Complexity analysis: The ICP addition increases time cost by ~8 s (Table 6). Provide an algorithmic complexity estimation (O(n), O(n²)) to justify this trade-off.
Repeatability metric definition: The “minimum enveloping sphere radius” is innovative but unusual. Cite ISO 9283 definitions and clarify how this measure corresponds to standard robot repeatability metrics.
Error propagation: There is no analysis of how uncertainty from pose estimation and depth reconstruction propagates into final repeatability accuracy. Add error propagation equations or Monte Carlo validation.
Cramér–Rao bound comparison: While mentioned, the derivation of the CRB for this system is missing. Include a theoretical derivation or simulation to validate proximity to the bound.
Robotic setup reproducibility: The paper lists the robot and camera models but omits key parameters such as robot joint resolution, temperature stability, or calibration board reflectance—all of which affect accuracy.
Lighting and environmental factors: The method assumes consistent illumination but does not test performance under variable lighting or partial occlusion, which are critical in industrial settings.
Number of repetitions: Each pose is repeated 30 times, but justification for this sample size (statistical sufficiency for Gaussian modeling) is not given. Include variance convergence analysis.
Coordinate transformations: Equation (17) introduces π⁻¹ for backprojection, but the transformation pipeline (camera → world → robot) is not diagrammed. Add a coordinate transformation schema.

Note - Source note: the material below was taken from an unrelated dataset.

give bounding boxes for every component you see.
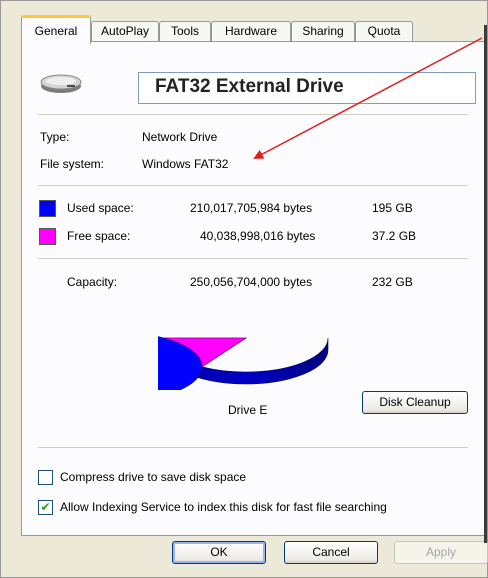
annotation-arrow bbox=[253, 37, 483, 159]
tab-general[interactable]: General bbox=[21, 15, 91, 44]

Experimental Design and Results

Baseline method selection: Only Paper [15] is used for quantitative comparison. Include more recent benchmarks (e.g., deep-PnP, ICP-Refined EPnP, or hybrid SLAM-based calibration) for a fairer evaluation.
Statistical significance: Differences of ~0.01 mm are reported, but no standard deviation or statistical significance testing (e.g., t-test) is performed to confirm meaningful improvement.
Noise simulation fidelity: In simulated experiments (Fig. 6), the pixel noise model ω is varied, but the mapping between ω and real sensor SNR is missing. Clarify how this parameter corresponds to physical conditions.
Visualization quality: Figures (e.g., Fig. 3–7) lack scale bars, axis labels, and color legends. Add these to make visual results interpretable.
Data normalization: It is unclear whether all datasets were normalized in units (mm vs pixels) before computing errors. Explicitly state the unit consistency for reproducibility.
Runtime measurement: The reported time cost (11.139 s) lacks details on computational hardware (CPU, GPU). Include specifications to allow replication of performance metrics.
Comparison fairness: The proposed method includes additional steps (ICP, ML), whereas the baseline omits these. Make clear that comparison is between complete pipelines with equal input data.

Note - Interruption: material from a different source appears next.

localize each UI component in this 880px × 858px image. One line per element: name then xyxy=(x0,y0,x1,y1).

Discussion and Conclusions

Overstatement of novelty: While performance gains are strong, the method builds heavily upon classical maximum likelihood and ICP frameworks. Temper the claim of “new theoretical pathway” to “enhanced integration framework.”
Industrial applicability: The authors mention “applicable in actual production,” yet no real industrial case study is provided. Add a demonstration in a real robotic assembly or welding setup.
Scalability to dynamic environments: The method assumes static calibration. Discuss adaptability to moving cameras or multi-robot collaborative systems.
Future work direction: The conclusion suggests outdoor extensions but does not outline specific technical approaches (e.g., adaptive exposure control, light-invariant descriptors). Adding these would strengthen research continuity.

Author Response

Please see the attachment.

Author Response File: Author Response.pdf

Round 2

Reviewer 1 Report

Comments and Suggestions for Authors

In the revised manuscript, the authors have addressed all comments in detail, and the paper is now recommended for acceptance.

Reviewer 2 Report

Comments and Suggestions for Authors

The authors have adequately addressed all the required revisions. Therefore, the acceptance of the manuscript in its current form is recommended.